Project Kuiper is a constellation of 3,236 satellites Amazon plans to deploy in low Earth orbit for low-latency, high-speed broadband. Amazon joins SpaceX, OneWeb and Telesat in planning large constellations of internet-beaming satellites.
Amazon hasn’t said when it plans to launch its first Kuiper satellites, but will need to launch at least one of its satellites by early 2026 in order to comply with the seven-year countdown that started in March when it filed with the International Telecommunication Union for Ka-band spectrum essential for the constellation. Amazon told the U.S. Federal Communications Commission in July that it plans to launch Project Kuiper satellites in five waves, with satellites designed to operate for seven years.
“As Amazon’s Project Kuiper team continues to make great strides, the team has once again outgrown its current facility,” Amazon said. “With that in mind, we are leasing and renovating a long term home for the Kuiper team…which will become Kuiper’s primary headquarters for research & development, as well as its primary prototype manufacturing and qualification facility.”

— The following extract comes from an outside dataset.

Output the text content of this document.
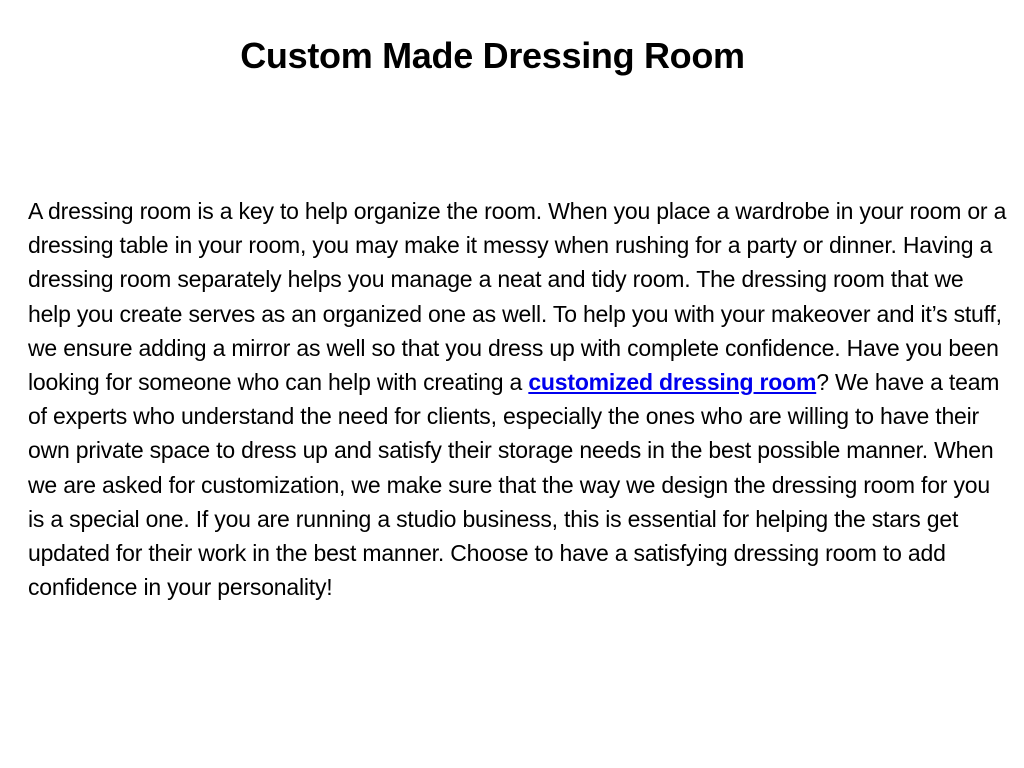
Custom Made Dressing Room

A dressing room is a key to help organize the room. When you place a wardrobe in your room or a dressing table in your room, you may make it messy when rushing for a party or dinner. Having a dressing room separately helps you manage a neat and tidy room. The dressing room that we help you create serves as an organized one as well. To help you with your makeover and it’s stuff, we ensure adding a mirror as well so that you dress up with complete confidence. Have you been looking for someone who can help with creating a customized dressing room? We have a team of experts who understand the need for clients, especially the ones who are willing to have their own private space to dress up and satisfy their storage needs in the best possible manner. When we are asked for customization, we make sure that the way we design the dressing room for you is a special one. If you are running a studio business, this is essential for helping the stars get updated for their work in the best manner. Choose to have a satisfying dressing room to add confidence in your personality!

Jeff Bezos, the founder of Amazon, also owns launch company Blue Origin, whose New Glenn orbital rocket is slated for a first launch in 2021. Amazon’s Web Services business also has a ground station business that communicates with satellites as they circle the planet.
Spectrum regulators at the ITU set new rules for low Earth orbit megaconstellations last month, requiring operators, after that seven-year window, to launch 10% of their constellation in two years, 50% in five years and 100% in seven years in order to keep their full spectrum rights.